MINNEAPOLIS (KMSP) - The Hennepin County Sheriff’s Office announced Tuesday it has been advised by the Immigration and Customs Enforcement Regional Field Office that ICE will not publish a Declined Detainer Outcome Report for the week of Feb. 18 to Feb. 24, “due to a pattern of significant errors and inaccuracies” in the agency’s first three reports.
Last month, Hennepin County Sheriff Rich Stanek demanded an apology from the Department of Homeland Security for its initial report, which the sheriff called “incorrect in many ways.” The report listed two occasions where the Hennepin County Jail reportedly released two individuals before ICE agents could pick them up. Both cases involved individuals from Mexico, one who had been convicted of drug possession and the other who had been charged with possession of a weapon.
Stanek said the sheriff’s office cooperated with the DHS request and notified ICE when the inmates were going to be released. He says both inmates were transferred into ICE custody when they were released from the jail. At a news conference, the sheriff and Hennepin County Attorney Mike Freeman detailed their policies regarding undocumented detainees and the constitutional restrictions of those detainers.
“Local law enforcement does not enforce federal immigration law," said Stanek. "We have no legal authorization to do so. If ICE wishes a person remain in custody beyond the time he or she is scheduled for release, they must get a court order or they must pick that person at the time of his or her release from the jail.”
The Immigration and Customs Enforcement (ICE) Declined Detainer Outcome Report was part of an executive order signed by President Donald Trump in January that requires ICE to document which local jurisdictions aren't cooperating with federal efforts to find and deport immigrants in the country illegally
In its Week 3 report, ICE listed 15 Detainer Requests for the Hennepin County Sheriff’s Office. Of the 15 requests, Stanek says 4 were picked up by ICE, one was transferred to another county, 8 were released, and one is still in custody facing first-degree criminal sexual conduct charges.

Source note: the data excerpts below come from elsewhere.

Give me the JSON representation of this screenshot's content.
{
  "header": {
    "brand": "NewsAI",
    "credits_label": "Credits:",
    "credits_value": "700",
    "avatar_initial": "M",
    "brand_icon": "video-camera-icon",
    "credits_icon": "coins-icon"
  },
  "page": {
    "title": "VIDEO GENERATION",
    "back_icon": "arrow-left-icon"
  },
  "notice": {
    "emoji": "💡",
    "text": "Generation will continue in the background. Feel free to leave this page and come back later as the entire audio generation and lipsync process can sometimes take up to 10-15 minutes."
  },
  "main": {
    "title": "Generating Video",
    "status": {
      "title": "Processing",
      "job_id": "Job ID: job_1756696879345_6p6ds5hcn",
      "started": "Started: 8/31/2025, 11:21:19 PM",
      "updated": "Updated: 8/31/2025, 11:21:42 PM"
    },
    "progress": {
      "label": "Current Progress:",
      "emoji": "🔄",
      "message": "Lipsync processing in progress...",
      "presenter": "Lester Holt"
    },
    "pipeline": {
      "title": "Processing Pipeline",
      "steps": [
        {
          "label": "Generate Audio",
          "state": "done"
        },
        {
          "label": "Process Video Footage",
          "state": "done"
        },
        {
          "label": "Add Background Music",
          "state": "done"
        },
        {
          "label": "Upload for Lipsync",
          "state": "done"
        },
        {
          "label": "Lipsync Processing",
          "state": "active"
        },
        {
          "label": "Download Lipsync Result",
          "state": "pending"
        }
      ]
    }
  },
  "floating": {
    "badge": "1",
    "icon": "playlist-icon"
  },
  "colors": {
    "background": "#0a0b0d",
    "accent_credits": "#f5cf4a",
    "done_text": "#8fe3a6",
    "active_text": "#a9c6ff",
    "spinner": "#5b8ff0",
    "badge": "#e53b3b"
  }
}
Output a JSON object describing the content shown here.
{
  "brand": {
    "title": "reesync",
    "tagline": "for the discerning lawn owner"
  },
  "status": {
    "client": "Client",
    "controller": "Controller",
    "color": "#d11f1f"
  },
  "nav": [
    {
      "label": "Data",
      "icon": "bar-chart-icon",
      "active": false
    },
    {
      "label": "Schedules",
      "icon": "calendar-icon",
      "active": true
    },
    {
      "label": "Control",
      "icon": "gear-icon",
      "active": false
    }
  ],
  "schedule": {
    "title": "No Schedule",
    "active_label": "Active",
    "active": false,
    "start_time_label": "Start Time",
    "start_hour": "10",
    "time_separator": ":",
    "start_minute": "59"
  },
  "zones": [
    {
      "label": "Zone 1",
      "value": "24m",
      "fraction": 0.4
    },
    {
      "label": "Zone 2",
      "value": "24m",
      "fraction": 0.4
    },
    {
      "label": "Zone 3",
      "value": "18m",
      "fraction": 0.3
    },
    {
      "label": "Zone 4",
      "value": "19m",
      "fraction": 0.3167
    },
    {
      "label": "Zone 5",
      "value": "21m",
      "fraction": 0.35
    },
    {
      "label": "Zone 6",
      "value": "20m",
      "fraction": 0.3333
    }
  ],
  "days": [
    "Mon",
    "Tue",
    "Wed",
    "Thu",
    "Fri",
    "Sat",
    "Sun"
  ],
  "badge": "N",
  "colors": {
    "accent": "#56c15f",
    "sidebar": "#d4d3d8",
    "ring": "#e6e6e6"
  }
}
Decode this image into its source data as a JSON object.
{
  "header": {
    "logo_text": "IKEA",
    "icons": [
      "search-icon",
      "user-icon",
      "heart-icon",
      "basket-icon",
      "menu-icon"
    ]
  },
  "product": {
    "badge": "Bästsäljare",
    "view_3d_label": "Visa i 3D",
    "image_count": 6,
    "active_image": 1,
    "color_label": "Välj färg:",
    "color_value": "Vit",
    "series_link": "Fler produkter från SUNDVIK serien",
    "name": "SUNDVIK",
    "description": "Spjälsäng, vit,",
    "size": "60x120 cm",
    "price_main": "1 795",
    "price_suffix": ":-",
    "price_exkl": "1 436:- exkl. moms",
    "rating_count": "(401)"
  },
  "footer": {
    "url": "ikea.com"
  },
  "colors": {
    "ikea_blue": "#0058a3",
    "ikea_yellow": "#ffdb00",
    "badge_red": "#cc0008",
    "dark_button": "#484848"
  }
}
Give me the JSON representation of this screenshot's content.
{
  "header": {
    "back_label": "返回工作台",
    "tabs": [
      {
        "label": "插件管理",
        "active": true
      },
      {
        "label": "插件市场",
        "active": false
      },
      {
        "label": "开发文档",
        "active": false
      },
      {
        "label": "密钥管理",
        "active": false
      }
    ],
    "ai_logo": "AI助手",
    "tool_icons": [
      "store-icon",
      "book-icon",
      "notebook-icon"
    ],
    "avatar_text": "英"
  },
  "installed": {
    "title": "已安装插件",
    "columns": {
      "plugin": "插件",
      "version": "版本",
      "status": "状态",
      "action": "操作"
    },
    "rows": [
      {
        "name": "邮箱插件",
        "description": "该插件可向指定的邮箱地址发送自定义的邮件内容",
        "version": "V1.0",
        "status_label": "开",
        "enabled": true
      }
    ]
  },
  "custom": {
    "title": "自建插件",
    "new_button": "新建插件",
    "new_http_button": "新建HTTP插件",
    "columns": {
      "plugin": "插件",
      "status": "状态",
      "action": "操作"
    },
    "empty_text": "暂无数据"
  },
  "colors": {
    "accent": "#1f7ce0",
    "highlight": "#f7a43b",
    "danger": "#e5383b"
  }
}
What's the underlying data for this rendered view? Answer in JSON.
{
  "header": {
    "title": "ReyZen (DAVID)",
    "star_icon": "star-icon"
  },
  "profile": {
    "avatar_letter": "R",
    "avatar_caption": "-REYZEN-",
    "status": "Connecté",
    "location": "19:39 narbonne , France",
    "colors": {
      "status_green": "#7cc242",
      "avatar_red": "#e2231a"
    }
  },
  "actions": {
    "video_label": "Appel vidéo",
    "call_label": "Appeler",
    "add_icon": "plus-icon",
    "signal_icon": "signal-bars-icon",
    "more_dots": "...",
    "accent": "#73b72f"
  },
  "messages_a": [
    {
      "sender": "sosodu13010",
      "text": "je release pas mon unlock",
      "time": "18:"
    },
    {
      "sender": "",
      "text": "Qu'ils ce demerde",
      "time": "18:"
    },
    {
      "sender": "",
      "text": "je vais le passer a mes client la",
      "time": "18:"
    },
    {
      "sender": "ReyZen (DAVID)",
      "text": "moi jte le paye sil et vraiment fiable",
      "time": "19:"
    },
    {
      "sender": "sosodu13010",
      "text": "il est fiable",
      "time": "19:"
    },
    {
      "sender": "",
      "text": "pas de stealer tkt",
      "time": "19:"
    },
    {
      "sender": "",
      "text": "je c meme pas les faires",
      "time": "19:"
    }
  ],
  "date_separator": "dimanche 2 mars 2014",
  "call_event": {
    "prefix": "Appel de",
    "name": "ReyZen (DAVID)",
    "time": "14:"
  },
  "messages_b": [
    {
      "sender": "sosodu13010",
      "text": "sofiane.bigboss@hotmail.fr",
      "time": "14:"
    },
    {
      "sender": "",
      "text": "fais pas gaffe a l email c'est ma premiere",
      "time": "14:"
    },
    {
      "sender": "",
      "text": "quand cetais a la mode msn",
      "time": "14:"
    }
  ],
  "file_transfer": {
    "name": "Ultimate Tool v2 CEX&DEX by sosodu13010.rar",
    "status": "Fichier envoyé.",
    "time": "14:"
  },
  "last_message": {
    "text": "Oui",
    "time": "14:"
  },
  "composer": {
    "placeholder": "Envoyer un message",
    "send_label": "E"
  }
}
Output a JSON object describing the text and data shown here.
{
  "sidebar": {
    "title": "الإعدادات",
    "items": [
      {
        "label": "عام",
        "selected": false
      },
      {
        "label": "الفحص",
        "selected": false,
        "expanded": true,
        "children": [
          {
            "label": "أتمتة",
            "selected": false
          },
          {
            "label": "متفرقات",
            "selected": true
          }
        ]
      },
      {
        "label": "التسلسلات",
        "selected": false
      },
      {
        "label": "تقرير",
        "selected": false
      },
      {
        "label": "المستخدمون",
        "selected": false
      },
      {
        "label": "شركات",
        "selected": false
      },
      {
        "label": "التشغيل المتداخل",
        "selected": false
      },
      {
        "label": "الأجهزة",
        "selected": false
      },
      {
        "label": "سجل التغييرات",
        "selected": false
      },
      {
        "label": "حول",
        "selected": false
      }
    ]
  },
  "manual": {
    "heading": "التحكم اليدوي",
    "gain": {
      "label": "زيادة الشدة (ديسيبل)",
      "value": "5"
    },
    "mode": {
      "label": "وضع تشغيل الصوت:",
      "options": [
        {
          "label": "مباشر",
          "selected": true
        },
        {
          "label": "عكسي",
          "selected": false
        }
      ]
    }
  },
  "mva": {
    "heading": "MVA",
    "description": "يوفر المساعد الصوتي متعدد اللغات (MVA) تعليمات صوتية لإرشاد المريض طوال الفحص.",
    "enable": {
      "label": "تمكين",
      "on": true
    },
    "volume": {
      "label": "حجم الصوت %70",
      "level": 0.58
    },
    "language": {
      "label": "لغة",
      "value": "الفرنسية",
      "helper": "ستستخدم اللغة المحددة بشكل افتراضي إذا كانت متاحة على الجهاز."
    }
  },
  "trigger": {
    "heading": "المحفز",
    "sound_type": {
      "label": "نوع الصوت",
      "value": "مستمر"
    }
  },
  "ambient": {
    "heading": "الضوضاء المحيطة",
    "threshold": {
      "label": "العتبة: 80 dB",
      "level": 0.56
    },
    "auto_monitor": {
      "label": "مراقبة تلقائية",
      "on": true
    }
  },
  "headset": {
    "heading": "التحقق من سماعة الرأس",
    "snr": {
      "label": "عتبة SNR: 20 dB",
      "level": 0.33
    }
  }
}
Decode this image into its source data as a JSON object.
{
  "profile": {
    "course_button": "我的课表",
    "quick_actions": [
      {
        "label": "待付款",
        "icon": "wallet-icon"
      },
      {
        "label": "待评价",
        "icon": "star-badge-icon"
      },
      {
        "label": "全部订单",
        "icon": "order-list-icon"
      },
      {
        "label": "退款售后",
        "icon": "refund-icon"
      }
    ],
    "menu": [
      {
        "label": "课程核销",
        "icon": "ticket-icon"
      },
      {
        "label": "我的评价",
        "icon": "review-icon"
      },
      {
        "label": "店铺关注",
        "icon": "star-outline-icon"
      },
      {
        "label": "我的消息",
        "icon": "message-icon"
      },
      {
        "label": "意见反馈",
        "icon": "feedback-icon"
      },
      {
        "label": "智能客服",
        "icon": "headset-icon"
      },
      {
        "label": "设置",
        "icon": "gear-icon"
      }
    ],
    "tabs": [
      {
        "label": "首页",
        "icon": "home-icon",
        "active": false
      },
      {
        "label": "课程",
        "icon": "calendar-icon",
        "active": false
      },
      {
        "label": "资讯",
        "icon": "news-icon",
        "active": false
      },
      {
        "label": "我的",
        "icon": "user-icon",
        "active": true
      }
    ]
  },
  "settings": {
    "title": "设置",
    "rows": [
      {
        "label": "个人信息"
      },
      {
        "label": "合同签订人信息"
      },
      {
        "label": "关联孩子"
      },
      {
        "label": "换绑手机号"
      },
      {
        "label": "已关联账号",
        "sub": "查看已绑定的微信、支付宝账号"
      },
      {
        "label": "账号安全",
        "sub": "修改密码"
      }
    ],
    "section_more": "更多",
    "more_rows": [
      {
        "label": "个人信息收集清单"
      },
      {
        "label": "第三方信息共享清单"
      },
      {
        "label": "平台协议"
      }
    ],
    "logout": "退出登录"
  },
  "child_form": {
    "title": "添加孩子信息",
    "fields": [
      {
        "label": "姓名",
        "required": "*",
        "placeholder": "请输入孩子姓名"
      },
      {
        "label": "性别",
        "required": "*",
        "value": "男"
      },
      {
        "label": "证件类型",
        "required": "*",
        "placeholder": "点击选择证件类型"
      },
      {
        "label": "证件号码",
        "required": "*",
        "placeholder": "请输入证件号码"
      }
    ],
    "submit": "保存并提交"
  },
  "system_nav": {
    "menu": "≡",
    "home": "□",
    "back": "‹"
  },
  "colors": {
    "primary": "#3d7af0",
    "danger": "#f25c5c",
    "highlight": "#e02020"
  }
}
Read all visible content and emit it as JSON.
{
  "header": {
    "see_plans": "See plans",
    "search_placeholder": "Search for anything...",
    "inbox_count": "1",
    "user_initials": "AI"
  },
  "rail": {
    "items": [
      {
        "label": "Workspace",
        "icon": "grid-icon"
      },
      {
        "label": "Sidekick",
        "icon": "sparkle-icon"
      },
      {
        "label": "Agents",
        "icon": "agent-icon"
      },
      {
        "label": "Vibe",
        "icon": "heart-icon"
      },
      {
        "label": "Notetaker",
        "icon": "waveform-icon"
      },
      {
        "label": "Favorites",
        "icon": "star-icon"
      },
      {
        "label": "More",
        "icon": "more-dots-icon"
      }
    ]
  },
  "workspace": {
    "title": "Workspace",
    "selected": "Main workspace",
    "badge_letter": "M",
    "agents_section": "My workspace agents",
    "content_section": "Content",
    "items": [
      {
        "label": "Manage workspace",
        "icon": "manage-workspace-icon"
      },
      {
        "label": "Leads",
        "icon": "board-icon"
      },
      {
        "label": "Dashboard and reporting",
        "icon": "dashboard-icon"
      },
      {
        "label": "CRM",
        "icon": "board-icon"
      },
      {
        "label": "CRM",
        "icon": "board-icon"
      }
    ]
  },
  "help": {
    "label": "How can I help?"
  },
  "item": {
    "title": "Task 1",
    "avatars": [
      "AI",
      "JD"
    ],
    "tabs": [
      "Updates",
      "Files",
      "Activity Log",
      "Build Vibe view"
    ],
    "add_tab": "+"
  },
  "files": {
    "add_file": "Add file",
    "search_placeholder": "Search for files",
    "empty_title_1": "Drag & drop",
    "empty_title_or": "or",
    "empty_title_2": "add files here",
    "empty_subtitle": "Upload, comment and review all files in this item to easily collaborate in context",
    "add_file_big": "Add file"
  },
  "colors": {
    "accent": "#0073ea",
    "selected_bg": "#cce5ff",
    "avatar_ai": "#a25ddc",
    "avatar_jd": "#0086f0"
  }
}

“The statistics from our agency are quite convincing. ICE is creating a sanctuary for criminals in Hennepin County,” Stanek said in a statement. “Even when they notify our agency that an inmate is of interest to them, ICE agents pick up only about one-third of the inmates they ask us to detain. We have examples of ICE not picking up inmates with a Final Order of Removal, a history of violent crime or dozens of arrests, and even inmates who have been in ICE custody several times before.”
On March 30, Sheriff Stanek was among a group of sheriffs that traveled to Washington to meet with ICE and DHS officials to express their concerns with the reports and the process. Stanek said the sheriffs re-affirmed that their agencies cooperate with all law enforcement partners, including ICE, to the fullest extent of the law and the United States Constitution.